Wer die Thailand Privilege Card beantragt, kauft sich nicht einfach ein Langzeitvisum. Er unterzieht sich einer Sicherheitsprüfung durch fünf staatliche Behörden — darunter den Nationalen Geheimdienst. Das ist neu, und es betrifft nicht nur Bewerber, sondern jeden, der das Programm bereits nutzt.
Ich lebe seit Jahren in Thailand und kenne das Privilege-Programm aus eigener Anschauung. Was TPC jetzt offiziell gemacht hat, war informell schon länger Praxis — doch die öffentliche Ankündigung ändert etwas. Sie setzt einen Standard, der auch bestehende Mitglieder nicht unberührt lässt.
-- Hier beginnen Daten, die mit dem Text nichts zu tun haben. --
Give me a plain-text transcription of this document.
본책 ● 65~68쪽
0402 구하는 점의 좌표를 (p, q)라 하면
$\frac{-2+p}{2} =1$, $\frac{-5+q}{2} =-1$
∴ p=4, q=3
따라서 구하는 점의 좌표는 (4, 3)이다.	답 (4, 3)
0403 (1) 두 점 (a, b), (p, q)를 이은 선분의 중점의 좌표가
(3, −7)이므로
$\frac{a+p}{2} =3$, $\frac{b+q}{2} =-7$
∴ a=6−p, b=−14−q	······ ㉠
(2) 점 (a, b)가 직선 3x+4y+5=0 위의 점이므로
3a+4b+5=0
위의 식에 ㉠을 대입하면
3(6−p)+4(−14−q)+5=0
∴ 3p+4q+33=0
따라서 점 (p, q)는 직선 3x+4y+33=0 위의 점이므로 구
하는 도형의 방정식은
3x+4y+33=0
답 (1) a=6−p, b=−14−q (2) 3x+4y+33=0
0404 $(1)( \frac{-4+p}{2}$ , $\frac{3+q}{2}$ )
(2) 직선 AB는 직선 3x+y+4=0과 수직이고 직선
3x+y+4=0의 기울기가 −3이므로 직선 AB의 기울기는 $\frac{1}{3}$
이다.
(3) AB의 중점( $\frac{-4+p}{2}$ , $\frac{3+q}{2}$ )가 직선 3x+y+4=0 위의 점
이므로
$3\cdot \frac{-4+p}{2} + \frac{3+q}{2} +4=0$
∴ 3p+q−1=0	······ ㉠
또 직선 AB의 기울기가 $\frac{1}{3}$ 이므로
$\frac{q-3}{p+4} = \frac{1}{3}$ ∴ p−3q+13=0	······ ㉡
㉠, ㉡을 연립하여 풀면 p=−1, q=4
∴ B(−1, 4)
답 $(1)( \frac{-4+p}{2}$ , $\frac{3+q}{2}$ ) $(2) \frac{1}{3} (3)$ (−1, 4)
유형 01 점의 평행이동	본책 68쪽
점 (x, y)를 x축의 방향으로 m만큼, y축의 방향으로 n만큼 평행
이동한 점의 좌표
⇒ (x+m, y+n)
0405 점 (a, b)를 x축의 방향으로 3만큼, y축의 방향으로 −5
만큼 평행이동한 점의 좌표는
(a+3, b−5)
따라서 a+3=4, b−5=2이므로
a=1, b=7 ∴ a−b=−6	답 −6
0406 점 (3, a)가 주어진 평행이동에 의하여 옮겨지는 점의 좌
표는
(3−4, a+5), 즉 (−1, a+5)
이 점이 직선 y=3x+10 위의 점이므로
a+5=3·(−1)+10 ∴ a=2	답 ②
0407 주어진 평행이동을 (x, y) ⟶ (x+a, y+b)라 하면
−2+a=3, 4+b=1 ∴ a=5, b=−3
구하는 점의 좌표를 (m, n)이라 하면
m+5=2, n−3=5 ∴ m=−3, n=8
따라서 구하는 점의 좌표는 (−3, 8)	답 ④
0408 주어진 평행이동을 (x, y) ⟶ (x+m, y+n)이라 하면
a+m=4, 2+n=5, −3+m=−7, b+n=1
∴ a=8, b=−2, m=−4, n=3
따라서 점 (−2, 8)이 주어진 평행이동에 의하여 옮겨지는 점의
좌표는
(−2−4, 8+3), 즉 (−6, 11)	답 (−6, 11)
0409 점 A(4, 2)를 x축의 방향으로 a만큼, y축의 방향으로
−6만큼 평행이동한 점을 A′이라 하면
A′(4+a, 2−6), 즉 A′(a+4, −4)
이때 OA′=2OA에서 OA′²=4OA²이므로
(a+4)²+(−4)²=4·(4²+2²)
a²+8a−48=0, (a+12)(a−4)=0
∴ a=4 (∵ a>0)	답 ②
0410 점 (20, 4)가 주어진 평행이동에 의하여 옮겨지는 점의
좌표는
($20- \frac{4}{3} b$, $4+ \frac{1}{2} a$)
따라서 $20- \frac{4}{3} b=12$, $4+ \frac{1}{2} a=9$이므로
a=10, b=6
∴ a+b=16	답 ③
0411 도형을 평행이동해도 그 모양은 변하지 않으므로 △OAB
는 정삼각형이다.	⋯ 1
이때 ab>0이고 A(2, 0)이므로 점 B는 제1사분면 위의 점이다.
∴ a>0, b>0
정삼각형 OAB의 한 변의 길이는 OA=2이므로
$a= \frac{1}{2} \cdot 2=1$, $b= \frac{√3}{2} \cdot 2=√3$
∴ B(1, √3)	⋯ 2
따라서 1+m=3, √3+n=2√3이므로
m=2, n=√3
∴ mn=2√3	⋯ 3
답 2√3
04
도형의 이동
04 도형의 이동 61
Was Thailand Privilege jetzt offiziell bestätigt
Am 4. Juni 2026 gab Thailand Privilege Card Co., Ltd. (TPC) bekannt, dass Bewerber künftig durch fünf Sicherheitsbehörden geprüft werden: das Immigration Bureau, die Foreign Affairs Division der Royal Thai Police, das Central Investigation Bureau (CIB), den Nationalen Geheimdienst (NIA) und die Anti-Geldwäsche-Behörde AMLO.
Das ist kein bürokratisches Update. Die Einbindung des NIA ist ungewöhnlich — diese Behörde prüft sonst keine Visa-Antragsteller. Dass sie jetzt in den Workflow integriert ist, zeigt, welchen politischen Stellenwert Thailand dem Programm beimisst und wie selektiv die Aufnahme wirklich sein soll.
Fünf Stufen, eine Logik — was jede Prüfung bedeutet
Der Ablauf läuft in fünf Schritten: Erstprüfung der Unterlagen, Strafregistercheck über alle fünf Behörden, abschließende Freigabe durch alle beteiligten Stellen, Visum-Abstempelung, und schließlich eine laufende Überwachung während des gesamten Aufenthalts. Erst wenn alle Behörden grünes Licht geben, darf man überhaupt den Mitgliedsbeitrag zahlen.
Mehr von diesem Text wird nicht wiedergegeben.